Duke’s latest manufacturing projections suggest over 11 billion vaccines will be produced in 2021. However, manufacturers’ projections may well be optimistic. Providing COVAX with the funding for vaccines for all adults in AMC 92 countries would demonstrate that there is clear demand for greater manufacturing capacity, not just in high-income countries but across the globe. It will also require action to boost the use of existing production capacity anywhere in the world. With most leading pharmaceutical production facilities working at full capacity in rich economies, it will be necessary to look for third-party or government-owned capabilities elsewhere, typically in middle-income countries. The G7 must engage with, and support, countries where these capabilities are present to coordinate the effort and boost vaccine availability.
A temporary and limited waiver on compulsory licensing (that under the WTO TRIPS agreement allows governments to issue licenses to supply exclusively the domestic market) needs to be considered to allow the export of patented and licensed vaccines from third-party facilities anywhere in the world to poorer countries where these production capabilities do not exist. In this way, unused capacity in many of these facilities can be used to speed up the worldwide roll-out of existing vaccines. Moreover, any restrictions that members may have in regard to parallel imports must be temporarily eliminated to avoid any possibility of price discrimination.
It is also critical that the developers of the vaccines under compulsory license remain involved, to guarantee the quality and effectiveness of the products, and that they are remunerated for the property rights under compulsory licensing provisions. The G7 and other partners could provide the funding for these payments.
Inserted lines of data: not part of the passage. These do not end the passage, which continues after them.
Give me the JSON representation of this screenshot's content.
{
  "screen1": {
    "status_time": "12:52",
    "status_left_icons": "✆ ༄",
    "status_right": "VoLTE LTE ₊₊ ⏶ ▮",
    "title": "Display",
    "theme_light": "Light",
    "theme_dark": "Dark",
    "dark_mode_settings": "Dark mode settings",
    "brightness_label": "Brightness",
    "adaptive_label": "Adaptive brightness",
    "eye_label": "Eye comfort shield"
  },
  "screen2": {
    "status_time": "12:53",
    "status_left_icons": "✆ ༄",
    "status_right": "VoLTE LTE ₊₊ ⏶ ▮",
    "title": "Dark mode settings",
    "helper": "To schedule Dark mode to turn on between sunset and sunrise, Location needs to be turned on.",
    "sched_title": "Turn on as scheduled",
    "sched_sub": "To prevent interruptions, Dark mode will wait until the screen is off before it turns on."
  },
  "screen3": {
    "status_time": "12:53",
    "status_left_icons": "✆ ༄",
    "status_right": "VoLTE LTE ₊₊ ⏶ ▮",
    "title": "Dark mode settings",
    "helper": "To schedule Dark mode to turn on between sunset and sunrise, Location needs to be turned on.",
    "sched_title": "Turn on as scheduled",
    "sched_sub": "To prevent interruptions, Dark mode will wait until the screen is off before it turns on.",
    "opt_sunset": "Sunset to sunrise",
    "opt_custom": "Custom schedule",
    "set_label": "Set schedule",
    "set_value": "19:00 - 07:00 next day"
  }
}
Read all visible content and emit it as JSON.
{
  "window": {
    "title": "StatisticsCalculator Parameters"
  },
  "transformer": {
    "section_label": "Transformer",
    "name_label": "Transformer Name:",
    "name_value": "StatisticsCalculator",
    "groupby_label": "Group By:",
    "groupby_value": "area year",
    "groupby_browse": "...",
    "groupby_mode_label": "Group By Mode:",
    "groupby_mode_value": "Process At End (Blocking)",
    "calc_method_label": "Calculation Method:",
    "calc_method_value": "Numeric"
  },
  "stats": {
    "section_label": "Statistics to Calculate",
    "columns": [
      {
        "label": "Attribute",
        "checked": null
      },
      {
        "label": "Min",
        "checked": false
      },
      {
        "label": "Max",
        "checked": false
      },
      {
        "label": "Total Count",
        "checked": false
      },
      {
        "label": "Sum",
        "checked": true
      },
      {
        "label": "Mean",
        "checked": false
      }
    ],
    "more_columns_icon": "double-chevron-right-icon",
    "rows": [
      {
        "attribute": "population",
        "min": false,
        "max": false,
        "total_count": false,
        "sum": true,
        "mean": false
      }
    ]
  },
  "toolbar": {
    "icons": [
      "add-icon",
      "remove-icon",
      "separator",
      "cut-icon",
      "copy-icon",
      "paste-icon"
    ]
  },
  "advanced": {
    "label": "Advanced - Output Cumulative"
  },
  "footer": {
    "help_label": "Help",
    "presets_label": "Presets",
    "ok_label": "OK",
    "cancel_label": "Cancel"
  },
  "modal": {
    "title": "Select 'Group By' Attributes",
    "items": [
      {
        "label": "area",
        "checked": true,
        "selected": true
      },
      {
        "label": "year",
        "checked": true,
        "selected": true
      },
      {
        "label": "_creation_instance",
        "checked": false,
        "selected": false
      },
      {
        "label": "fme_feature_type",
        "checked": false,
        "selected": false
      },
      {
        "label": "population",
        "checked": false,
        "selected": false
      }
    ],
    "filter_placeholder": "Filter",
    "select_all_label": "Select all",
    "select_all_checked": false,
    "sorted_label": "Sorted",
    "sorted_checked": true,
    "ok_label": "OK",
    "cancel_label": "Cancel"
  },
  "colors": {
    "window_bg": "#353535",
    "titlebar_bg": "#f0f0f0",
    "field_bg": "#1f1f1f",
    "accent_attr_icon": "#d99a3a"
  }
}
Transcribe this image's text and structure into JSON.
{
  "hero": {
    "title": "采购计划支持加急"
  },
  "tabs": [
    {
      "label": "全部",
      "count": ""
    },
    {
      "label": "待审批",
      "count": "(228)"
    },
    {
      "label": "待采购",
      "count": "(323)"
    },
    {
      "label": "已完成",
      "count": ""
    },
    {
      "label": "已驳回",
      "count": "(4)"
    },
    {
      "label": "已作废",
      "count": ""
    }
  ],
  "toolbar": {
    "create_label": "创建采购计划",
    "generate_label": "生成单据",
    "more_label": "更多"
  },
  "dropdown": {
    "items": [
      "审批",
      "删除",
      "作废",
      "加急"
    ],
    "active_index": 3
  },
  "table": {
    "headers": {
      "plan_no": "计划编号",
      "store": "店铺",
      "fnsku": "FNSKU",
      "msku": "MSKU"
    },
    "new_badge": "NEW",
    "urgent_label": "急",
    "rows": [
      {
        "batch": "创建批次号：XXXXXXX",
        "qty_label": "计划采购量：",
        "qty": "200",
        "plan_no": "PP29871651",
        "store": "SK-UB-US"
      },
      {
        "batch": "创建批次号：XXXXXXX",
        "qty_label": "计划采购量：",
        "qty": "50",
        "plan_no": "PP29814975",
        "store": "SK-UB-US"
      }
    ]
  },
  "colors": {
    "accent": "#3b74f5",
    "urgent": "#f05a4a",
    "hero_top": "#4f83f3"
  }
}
As well as seeing that worldwide manufacturing capability is maximised, the G7 should ensure that any bottlenecks in the supply chain of the pharmaceutical sector are addressed. Regulatory and institutional barriers restricting trade in any relevant input should be reduced or eliminated. The G7 should also aim to coordinate, and eventually support, the use of existing worldwide production capacity for these inputs.